Adaptive difficulty that makes the game harder is quite interesting. Making it easier seems counterproductive, outside of explicit player choice via selecting easy difficulty mode, I expect a game to get progressively harder. End game and late game play can easily become boring if the game doesn't become more difficult. The trouble is, again most designers are not psychics. It is a complete crapshoot as to whether or not the designer's initial choice in rate of progression is satisfactory.
As to meta-gaming an adaptive difficulty implementation.. well if that floats your boat have fun. Personally I don't see the point for stand alone crpgs or turn based tactical where you are only competing ultimately against yourself. However, games are all about wasting time in amusing ways, so if it amuses someone, great!
As far as the designer having some holy vision and set in stone rule set, that's a recipe for failure. A vision is a plan, great to have one, needed even, but as in the nature of all plans it will not survive contact with the enemy unscathed.
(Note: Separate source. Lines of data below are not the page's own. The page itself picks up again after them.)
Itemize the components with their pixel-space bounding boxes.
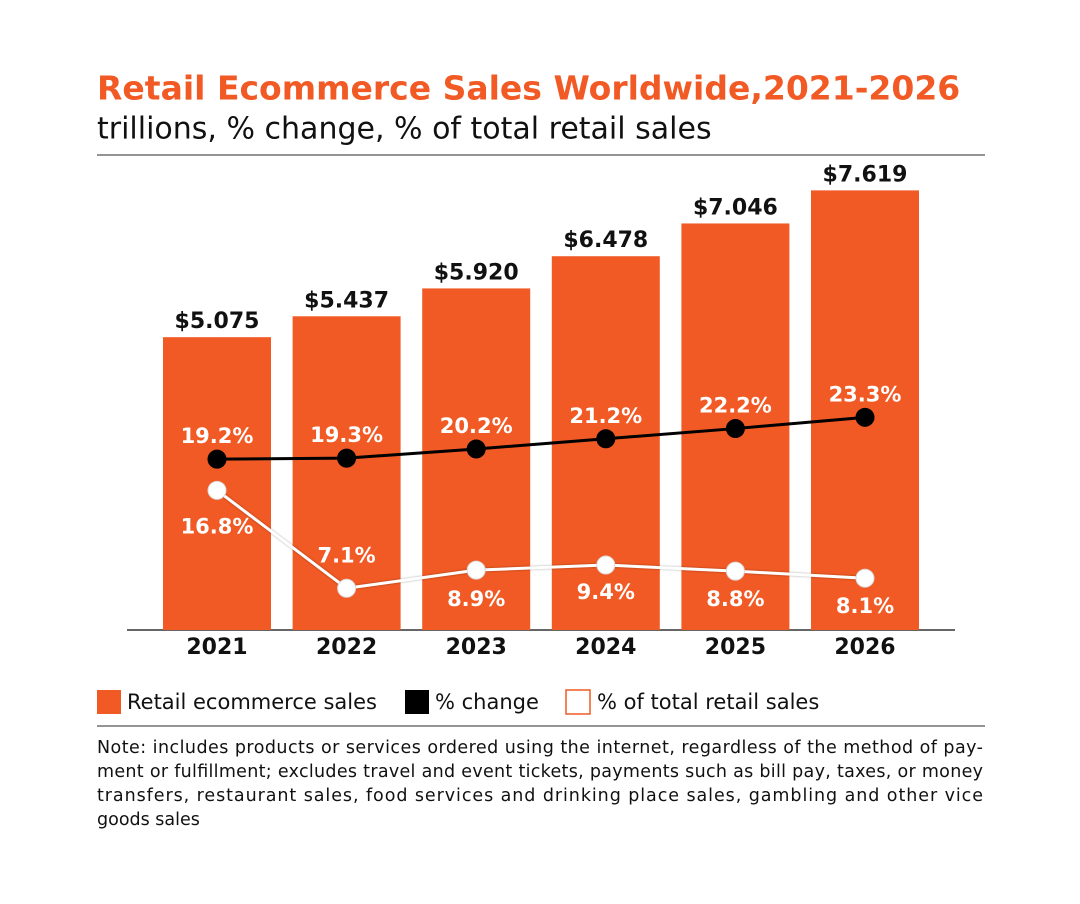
note-line: ment or fulfillment; excludes travel and…: [97, 762, 983, 782]
bar: [292, 316, 401, 630]
note-line: Note: includes products or services orde…: [97, 738, 983, 758]
bar-value-label: $5.920: [434, 260, 519, 285]
x-tick-label: 2024: [575, 635, 636, 660]
bar-value-label: $6.478: [563, 228, 648, 253]
line-value-label: 9.4%: [577, 580, 635, 604]
x-tick-label: 2023: [446, 635, 507, 660]
series-marker: [337, 448, 357, 468]
x-tick-label: 2026: [834, 635, 895, 660]
x-tick-label: 2025: [705, 635, 766, 660]
line-value-label: 19.3%: [310, 423, 383, 447]
series-line: [216, 415, 866, 461]
line-value-label: 22.2%: [699, 394, 772, 418]
bar-value-label: $7.046: [693, 195, 778, 220]
legend-swatch: [97, 690, 121, 714]
plot: 2021 2022 2023 2024 2025 2026 $5.075 $5.437 $5.9…: [163, 162, 919, 660]
bar-value-label: $7.619: [823, 162, 908, 187]
note: Note: includes products or services orde…: [97, 738, 983, 830]
series-line: [216, 489, 866, 590]
bar-value-label: $5.437: [304, 288, 389, 313]
chart-title: Retail Ecommerce Sales Worldwide,2021-20…: [97, 69, 960, 108]
series-marker: [596, 429, 616, 449]
line-value-label: 16.8%: [181, 514, 254, 538]
legend-label: Retail ecommerce sales: [127, 690, 377, 714]
series-marker: [596, 555, 616, 575]
legend: Retail ecommerce sales % change % of total…: [97, 689, 819, 715]
legend-label: % change: [435, 690, 539, 714]
legend-swatch: [565, 689, 591, 715]
note-line: transfers, restaurant sales, food servic…: [97, 786, 983, 806]
x-tick-label: 2021: [186, 635, 247, 660]
series-marker: [855, 407, 875, 427]
note-line: goods sales: [97, 810, 200, 830]
series-marker: [855, 568, 875, 588]
line-value-label: 21.2%: [569, 404, 642, 428]
series-marker: [725, 419, 745, 439]
line-value-label: 23.3%: [829, 382, 902, 406]
series-marker: [466, 560, 486, 580]
line-value-label: 8.1%: [836, 594, 894, 618]
line-value-label: 19.2%: [181, 424, 254, 448]
line-value-label: 8.8%: [706, 587, 764, 611]
legend-label: % of total retail sales: [597, 690, 819, 714]
line-value-label: 7.1%: [317, 543, 375, 567]
series-marker: [337, 578, 357, 598]
series-marker: [725, 561, 745, 581]
line-value-label: 8.9%: [447, 587, 505, 611]
series-marker: [466, 439, 486, 459]
series-marker: [207, 449, 227, 469]
legend-swatch: [405, 690, 429, 714]
x-tick-label: 2022: [316, 635, 377, 660]
series-marker: [207, 480, 227, 500]
bar-value-label: $5.075: [175, 309, 260, 334]
chart-subtitle: trillions, % change, % of total retail s…: [97, 112, 712, 147]
line-value-label: 20.2%: [440, 414, 513, 438]
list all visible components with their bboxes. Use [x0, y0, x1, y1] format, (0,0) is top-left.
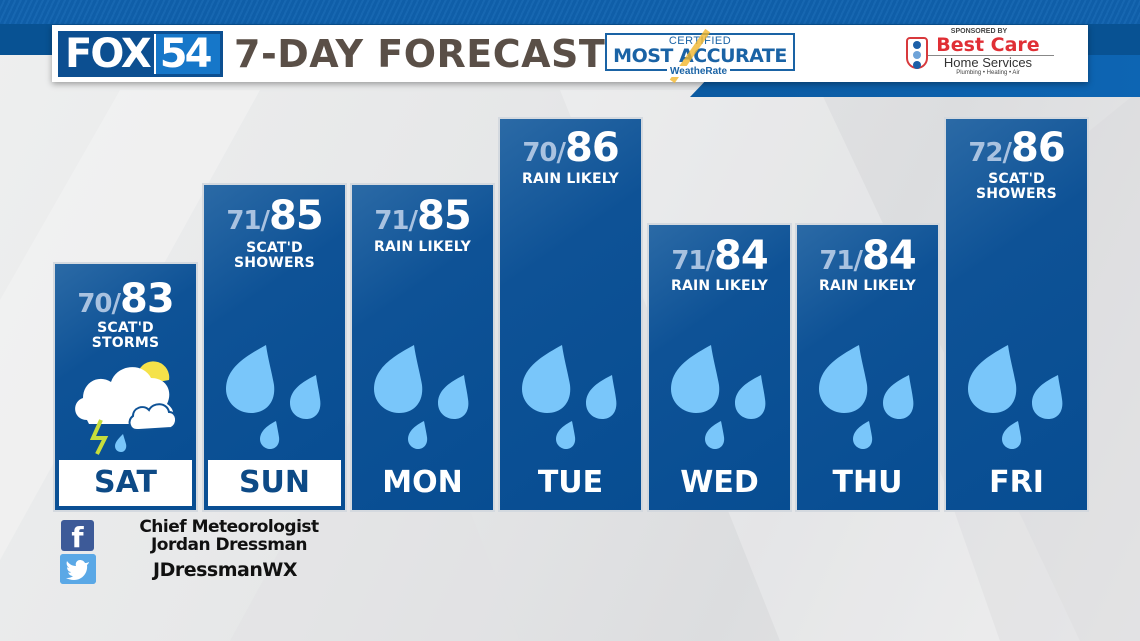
high-temp: 86 — [565, 125, 620, 171]
certified-badge: CERTIFIED MOST ACCURATE WeatheRate — [605, 28, 795, 84]
shield-icon — [906, 37, 928, 69]
low-temp: 70/ — [522, 138, 566, 168]
condition-line-2: STORMS — [91, 335, 160, 351]
condition: RAIN LIKELY — [352, 240, 493, 255]
high-temp: 86 — [1011, 125, 1066, 171]
condition-line-1: RAIN LIKELY — [818, 278, 917, 294]
logo-fox: FOX — [61, 34, 154, 74]
low-temp: 71/ — [671, 246, 715, 276]
condition: RAIN LIKELY — [649, 279, 790, 294]
day-card-wed: 71/84 RAIN LIKELY WED — [649, 225, 790, 510]
temps: 71/84 — [797, 233, 938, 279]
day-card-mon: 71/85 RAIN LIKELY MON — [352, 185, 493, 510]
rain-drops-icon — [366, 345, 478, 455]
low-temp: 71/ — [374, 206, 418, 236]
low-temp: 71/ — [819, 246, 863, 276]
badge-bottom: WeatheRate — [667, 66, 731, 77]
day-card-sat: 70/83 SCAT'D STORMS SAT — [55, 264, 196, 510]
rain-drops-icon — [218, 345, 330, 455]
rain-drops-icon — [811, 345, 923, 455]
high-temp: 83 — [120, 276, 175, 322]
day-name: WED — [680, 465, 759, 500]
condition-line-2: SHOWERS — [976, 186, 1057, 202]
meteorologist-name: Jordan Dressman — [150, 535, 308, 555]
low-temp: 72/ — [968, 138, 1012, 168]
high-temp: 85 — [269, 193, 324, 239]
rain-drops-icon — [960, 345, 1072, 455]
condition-line-2: SHOWERS — [234, 255, 315, 271]
facebook-icon: f — [61, 520, 94, 551]
day-name: MON — [382, 465, 463, 500]
condition-line-1: SCAT'D — [246, 240, 303, 256]
condition: SCAT'D SHOWERS — [946, 172, 1087, 202]
rain-drops-icon — [514, 345, 626, 455]
sponsor-label: SPONSORED BY — [950, 28, 1008, 35]
condition-line-1: SCAT'D — [97, 320, 154, 336]
condition: RAIN LIKELY — [500, 172, 641, 187]
condition: SCAT'D STORMS — [55, 321, 196, 351]
day-card-sun: 71/85 SCAT'D SHOWERS SUN — [204, 185, 345, 510]
temps: 70/83 — [55, 276, 196, 322]
sponsor-tagline: Plumbing • Heating • Air — [956, 70, 1020, 76]
temps: 70/86 — [500, 125, 641, 171]
condition-line-1: SCAT'D — [988, 171, 1045, 187]
temps: 71/85 — [352, 193, 493, 239]
header-bar: FOX 54 7-DAY FORECAST CERTIFIED MOST ACC… — [52, 25, 1088, 84]
day-name: TUE — [537, 465, 604, 500]
logo-number: 54 — [153, 34, 220, 74]
high-temp: 84 — [714, 233, 769, 279]
condition-line-1: RAIN LIKELY — [670, 278, 769, 294]
temps: 71/84 — [649, 233, 790, 279]
sponsor-logo: SPONSORED BY Best Care Home Services Plu… — [904, 27, 1054, 79]
twitter-icon — [60, 554, 96, 584]
station-logo: FOX 54 — [58, 31, 223, 77]
day-card-fri: 72/86 SCAT'D SHOWERS FRI — [946, 119, 1087, 510]
condition-line-1: RAIN LIKELY — [521, 171, 620, 187]
high-temp: 84 — [862, 233, 917, 279]
badge-main: MOST ACCURATE — [613, 45, 787, 67]
low-temp: 70/ — [77, 289, 121, 319]
condition: RAIN LIKELY — [797, 279, 938, 294]
twitter-handle: JDressmanWX — [153, 559, 297, 581]
day-name: SAT — [59, 460, 192, 506]
temps: 72/86 — [946, 125, 1087, 171]
day-card-tue: 70/86 RAIN LIKELY TUE — [500, 119, 641, 510]
condition-line-1: RAIN LIKELY — [373, 239, 472, 255]
condition: SCAT'D SHOWERS — [204, 241, 345, 271]
day-name: THU — [832, 465, 903, 500]
day-card-thu: 71/84 RAIN LIKELY THU — [797, 225, 938, 510]
high-temp: 85 — [417, 193, 472, 239]
temps: 71/85 — [204, 193, 345, 239]
day-name: FRI — [989, 465, 1044, 500]
sponsor-sub: Home Services — [922, 55, 1054, 70]
day-name: SUN — [208, 460, 341, 506]
low-temp: 71/ — [226, 206, 270, 236]
meteorologist-title: Chief Meteorologist — [139, 517, 319, 537]
meteorologist-label: Chief Meteorologist Jordan Dressman — [129, 518, 329, 554]
sponsor-name: Best Care — [936, 34, 1040, 56]
thunderstorm-partly-sunny-icon — [75, 361, 177, 455]
rain-drops-icon — [663, 345, 775, 455]
page-title: 7-DAY FORECAST — [234, 32, 606, 76]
A vision and the ruleset which bounds its expression, must both be adaptable to the realities of the presentation environment and the audience if it is to have any lasting presence. Adaptive difficulty seems to be a way to help automate that necessary adaption for the designer and let him or her get on with adding more depth or creating a new experience.
*Can't prove that none of them are, there are a few that may be, then again perhaps its another type of psych behavior: psychotic.